Patty told us that Jimmy Jones had told them that God had told him there was going to be a nuclear war and God wanted him to take his church and these folks in South Charleston and a few other churches to Ukiah in northern California. It was a little town down in a valley where they would be protected from fallout, and the people there would be the people God would start the world over with. It sounded good. I believe it was just a couple of months later that most of Jerry’s family – and of course Patty – packed up and move to Ukiah.
Right away Patty wrote Mom and told her how happy they were and how nice it was where they were living. Then she let us know that we were not to send any Christmas gifts because Jimmy taught that they should all be equal, that no one should receive more then the other.

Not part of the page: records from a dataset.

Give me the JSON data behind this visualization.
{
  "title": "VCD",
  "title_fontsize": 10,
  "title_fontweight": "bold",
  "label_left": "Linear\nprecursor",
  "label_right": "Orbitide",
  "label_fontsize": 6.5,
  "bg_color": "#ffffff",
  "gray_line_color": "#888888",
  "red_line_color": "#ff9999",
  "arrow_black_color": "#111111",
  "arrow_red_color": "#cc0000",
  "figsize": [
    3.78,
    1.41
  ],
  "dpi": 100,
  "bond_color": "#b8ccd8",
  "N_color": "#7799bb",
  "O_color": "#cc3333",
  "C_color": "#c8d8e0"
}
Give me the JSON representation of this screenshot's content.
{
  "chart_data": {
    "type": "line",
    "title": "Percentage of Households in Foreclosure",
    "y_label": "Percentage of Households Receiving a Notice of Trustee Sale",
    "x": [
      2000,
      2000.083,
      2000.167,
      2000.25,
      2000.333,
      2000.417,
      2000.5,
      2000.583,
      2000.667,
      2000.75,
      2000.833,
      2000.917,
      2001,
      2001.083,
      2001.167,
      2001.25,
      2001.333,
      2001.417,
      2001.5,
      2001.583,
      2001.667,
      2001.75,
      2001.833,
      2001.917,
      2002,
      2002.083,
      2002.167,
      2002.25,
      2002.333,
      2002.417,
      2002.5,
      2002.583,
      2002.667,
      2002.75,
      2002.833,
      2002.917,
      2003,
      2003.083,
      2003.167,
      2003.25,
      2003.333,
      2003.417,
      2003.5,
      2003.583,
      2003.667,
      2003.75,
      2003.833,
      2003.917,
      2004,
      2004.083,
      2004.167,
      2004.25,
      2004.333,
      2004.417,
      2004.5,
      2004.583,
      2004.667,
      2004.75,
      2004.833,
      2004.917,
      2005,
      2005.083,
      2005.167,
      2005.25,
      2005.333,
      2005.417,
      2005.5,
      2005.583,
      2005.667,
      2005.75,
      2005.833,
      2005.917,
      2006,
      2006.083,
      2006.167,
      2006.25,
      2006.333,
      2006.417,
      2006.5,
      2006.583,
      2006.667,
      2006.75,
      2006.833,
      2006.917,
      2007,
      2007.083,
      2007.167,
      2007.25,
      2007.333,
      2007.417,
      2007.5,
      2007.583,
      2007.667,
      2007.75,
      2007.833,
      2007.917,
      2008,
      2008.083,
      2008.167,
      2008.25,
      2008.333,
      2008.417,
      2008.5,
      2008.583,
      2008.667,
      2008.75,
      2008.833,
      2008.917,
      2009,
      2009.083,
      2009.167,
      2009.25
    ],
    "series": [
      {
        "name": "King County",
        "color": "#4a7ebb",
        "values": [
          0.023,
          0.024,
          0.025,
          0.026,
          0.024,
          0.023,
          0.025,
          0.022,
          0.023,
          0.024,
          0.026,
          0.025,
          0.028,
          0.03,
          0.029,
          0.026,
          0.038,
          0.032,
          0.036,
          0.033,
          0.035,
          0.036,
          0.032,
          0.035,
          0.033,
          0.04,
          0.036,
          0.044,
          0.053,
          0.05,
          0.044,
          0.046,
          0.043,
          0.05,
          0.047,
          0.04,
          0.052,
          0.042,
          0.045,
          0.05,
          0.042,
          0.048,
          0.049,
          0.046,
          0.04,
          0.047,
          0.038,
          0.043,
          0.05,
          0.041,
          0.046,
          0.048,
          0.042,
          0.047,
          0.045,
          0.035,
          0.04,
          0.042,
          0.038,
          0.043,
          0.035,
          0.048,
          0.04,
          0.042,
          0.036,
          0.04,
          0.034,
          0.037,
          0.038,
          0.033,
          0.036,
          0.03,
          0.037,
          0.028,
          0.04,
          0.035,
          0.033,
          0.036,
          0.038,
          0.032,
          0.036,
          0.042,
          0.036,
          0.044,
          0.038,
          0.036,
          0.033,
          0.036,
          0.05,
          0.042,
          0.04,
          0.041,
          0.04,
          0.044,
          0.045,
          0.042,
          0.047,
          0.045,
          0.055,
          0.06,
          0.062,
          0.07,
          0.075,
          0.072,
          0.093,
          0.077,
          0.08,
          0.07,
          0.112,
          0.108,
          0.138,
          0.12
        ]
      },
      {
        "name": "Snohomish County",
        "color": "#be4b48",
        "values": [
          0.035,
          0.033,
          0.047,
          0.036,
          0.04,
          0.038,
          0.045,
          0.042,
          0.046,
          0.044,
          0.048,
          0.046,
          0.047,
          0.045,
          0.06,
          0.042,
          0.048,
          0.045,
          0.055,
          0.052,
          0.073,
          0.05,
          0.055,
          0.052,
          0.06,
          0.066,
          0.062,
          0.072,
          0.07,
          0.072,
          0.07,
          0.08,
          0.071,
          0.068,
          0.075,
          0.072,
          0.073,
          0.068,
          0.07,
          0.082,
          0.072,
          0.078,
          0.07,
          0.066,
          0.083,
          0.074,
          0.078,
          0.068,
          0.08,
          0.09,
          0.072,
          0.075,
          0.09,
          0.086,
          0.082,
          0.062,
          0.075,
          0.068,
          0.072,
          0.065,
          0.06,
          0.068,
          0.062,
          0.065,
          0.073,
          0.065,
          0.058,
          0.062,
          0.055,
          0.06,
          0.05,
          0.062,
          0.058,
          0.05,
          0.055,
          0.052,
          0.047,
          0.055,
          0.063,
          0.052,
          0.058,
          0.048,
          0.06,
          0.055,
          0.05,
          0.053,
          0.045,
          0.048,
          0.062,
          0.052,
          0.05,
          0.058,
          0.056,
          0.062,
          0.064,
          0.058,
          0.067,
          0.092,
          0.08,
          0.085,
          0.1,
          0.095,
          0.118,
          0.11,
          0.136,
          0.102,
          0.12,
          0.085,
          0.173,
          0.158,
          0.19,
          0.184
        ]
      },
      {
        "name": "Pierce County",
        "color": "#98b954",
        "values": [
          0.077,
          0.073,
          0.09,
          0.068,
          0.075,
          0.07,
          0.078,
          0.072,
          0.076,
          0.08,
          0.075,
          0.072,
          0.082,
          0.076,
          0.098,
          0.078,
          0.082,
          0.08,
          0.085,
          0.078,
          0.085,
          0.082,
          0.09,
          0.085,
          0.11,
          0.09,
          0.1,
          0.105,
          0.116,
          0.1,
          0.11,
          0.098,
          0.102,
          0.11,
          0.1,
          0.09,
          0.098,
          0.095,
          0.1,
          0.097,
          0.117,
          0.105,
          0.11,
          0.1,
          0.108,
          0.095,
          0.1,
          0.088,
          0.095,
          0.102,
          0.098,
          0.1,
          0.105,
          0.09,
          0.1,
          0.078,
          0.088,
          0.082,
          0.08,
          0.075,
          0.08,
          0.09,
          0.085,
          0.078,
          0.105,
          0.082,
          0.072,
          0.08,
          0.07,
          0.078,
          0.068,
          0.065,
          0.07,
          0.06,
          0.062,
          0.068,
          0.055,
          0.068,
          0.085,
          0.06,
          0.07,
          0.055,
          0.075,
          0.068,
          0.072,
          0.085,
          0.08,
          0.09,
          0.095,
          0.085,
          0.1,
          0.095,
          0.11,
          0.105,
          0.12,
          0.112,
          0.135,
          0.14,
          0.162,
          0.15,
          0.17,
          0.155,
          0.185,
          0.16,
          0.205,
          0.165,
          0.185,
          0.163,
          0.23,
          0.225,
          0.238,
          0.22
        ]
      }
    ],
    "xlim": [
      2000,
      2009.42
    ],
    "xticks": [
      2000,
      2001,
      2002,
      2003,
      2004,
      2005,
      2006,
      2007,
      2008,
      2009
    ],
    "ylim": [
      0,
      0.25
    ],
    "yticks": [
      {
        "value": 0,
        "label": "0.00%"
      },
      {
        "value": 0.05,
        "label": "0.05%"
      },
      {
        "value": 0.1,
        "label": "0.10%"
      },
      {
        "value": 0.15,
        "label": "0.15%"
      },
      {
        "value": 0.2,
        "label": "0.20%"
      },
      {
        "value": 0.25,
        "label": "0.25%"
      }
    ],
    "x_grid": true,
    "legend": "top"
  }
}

After they moved out there, many poor people became a part of this group and some of them lived in bad situations. Patty and Jerry were able to get their own place, though. Both of them had jobs and worked hard.
In the early 70’s I went into the ministry and began to hear troubling things about Jimmy Jones and this cult that my sister and her family got wrapped up in. My mother and my older sister both went out to visit them, and my mom actually lived out there for a while. They said it was a little weird, that the people treated Jimmy Jones as though he were God and that they heard him say he was the Christ. My brother also visited while he was in the service, but he didn’t seem to understand what was going on.
Jimmy Jones wrote my mother after she came home and tried to talk her into leaving our father and moving back out there. This was what God wanted her to do, Jimmy said. I remember reading that letter and pointing out to my mom how many times he mentioned his name – about 30 – to how many times he mentioned God’s name was mentioned – once.
I wrote Patty a number of letters telling her what I was hearing, but she just said she was happier than she had ever been and it was not really any of my business.
I was preaching in Indiana at this time and then moved to a ministry in Louisiana. We had heard that Patty and her family were going to a South American country to help start a children’s home. And then there I was watching TV and they broke in and told what had happened and it was there that I heard the horrible news about my sister being killed on some airstrip and they showed this video of people on a wagon being pulled by a tractor shooting at people trying to board the plane. This of course is where my sister was killed as her youngest daughter Tracy stood next to her side. Tracy was not hurt – and we thank God for that – but she did spend several days in the jungle hiding with others.
My wife and I recently went out to Ukiah to visit Patty’s and our family. We found that they are still devastated by what had taken place in their lives 30 years ago. They never really had any closure since Patty’s funeral was held before her family got back to the States.
Patty was a good person and full of love. I know she was a good mother but somehow this nut Jones really had her brainwashed at least until they got to Jonestown.